Just a little bit of a contraction, less intense, a little bigger. And then all of a sudden a little contraction here, very light. There's a lot more flowing. It's not as solid a feeling of water.
That was just a very brief, quick exploration. The point of it is not to remove the contraction. It's just to be able to directly touch and feel into what's happening.
Three simple pointers
It's interesting. Sometimes I get a sudden sensation, like last time when I felt a contraction in my head. It was spontaneous, and then in speaking with you I made a connection. But I don't always make the connection on my own. With this in particular, this space of being stuck in the head and the thick wall, it was really unusual for me to get to sensations and feel a certain movement.
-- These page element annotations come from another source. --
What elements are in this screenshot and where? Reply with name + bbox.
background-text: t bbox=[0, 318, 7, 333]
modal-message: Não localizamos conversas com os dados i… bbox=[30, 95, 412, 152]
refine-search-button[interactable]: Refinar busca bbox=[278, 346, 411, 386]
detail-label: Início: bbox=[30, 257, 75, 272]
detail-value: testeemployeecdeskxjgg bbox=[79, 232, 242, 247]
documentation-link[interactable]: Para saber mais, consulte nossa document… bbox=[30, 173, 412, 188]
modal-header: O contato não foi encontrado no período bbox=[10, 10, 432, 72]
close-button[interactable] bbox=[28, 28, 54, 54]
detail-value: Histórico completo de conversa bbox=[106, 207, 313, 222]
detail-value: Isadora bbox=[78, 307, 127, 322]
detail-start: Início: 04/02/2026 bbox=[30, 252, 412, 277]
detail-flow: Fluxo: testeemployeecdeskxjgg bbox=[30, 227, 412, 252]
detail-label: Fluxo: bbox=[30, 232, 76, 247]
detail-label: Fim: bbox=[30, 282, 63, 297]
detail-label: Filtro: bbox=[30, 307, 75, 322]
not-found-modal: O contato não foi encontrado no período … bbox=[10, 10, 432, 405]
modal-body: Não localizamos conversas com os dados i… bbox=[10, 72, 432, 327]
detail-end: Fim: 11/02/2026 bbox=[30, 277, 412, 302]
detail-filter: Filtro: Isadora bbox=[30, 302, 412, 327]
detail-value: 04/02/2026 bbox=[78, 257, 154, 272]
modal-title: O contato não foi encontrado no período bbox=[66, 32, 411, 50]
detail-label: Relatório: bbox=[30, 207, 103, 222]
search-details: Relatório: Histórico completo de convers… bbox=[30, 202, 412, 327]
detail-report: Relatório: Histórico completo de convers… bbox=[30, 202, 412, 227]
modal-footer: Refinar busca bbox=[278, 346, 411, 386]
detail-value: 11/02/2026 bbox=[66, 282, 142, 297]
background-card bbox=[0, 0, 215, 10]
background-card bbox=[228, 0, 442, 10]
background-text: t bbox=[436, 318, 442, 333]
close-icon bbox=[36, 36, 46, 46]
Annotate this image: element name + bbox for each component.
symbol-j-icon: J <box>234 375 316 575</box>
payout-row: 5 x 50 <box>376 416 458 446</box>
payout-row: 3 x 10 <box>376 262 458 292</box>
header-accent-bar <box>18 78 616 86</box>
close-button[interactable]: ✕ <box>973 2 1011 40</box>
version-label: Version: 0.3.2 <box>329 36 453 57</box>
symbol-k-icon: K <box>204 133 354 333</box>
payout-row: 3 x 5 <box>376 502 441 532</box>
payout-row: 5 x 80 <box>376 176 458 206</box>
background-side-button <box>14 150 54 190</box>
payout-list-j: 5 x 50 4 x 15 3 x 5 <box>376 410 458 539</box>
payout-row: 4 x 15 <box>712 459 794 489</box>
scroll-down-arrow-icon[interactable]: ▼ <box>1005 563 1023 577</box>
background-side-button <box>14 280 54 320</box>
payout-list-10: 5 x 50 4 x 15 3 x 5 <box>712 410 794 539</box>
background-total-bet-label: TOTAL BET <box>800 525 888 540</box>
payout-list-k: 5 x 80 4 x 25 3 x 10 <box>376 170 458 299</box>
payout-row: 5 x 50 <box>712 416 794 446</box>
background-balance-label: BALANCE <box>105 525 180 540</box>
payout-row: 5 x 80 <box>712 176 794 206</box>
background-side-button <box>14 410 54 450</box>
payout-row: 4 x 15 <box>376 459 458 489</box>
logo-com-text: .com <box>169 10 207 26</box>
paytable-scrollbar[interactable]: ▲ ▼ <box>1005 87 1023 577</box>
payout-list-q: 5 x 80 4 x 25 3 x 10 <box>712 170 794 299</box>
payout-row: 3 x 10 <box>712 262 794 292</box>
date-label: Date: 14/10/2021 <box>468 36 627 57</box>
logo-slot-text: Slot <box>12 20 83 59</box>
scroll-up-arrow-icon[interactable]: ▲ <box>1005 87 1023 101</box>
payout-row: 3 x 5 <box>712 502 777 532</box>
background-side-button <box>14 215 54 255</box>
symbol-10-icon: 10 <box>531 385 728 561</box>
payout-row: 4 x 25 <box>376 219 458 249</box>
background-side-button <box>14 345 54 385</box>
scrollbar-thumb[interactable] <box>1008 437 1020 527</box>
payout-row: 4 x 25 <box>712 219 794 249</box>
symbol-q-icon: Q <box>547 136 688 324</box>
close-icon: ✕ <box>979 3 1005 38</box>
That was amazing for me, actually. This was helpful.
I recommend remembering three basic pointers. First, keep your eyes gently open, looking downward, and pay attention to the direction of your vision. Second, connect with the sensations of the breath and let yourself sink into those sensations, down to the belly. Third, from there, bring your awareness to whatever sensations are uncomfortable. Don't try to understand or name them. You might describe the texture to yourself as if you were describing an abstract painting. That can help keep your mind engaged, but not in abstract storytelling. Just engage with the direct sensation.
You nailed it. There I was with this thick shell, saying, "Get to the sensations, get to the sensations," and that's all I could do. You saved me.
Working with the defense itself
A colleague here may have something to add.
Second voice: Numbing is a defense, like desensitization. Some people feel it as freezing or numbing. You want to be careful not to push against the defense, because it will just fortify. If you can catch yourself numbing and catch yourself actively doing it, then you can feel into the fact that you actually have a choice around it. You could practice what was just demonstrated, but I would say: be the numbing. Speak as the numbness. Give yourself some clues about how it operates. The other thing is to see if you can identify what triggered it. What are you defending against? What's the threat? Then you can evaluate: is this a threat I felt in the past that isn't actually going to hurt me right now, where the numbing is just a habit? Or did something trigger it, something that happened in the meditation that you reacted to?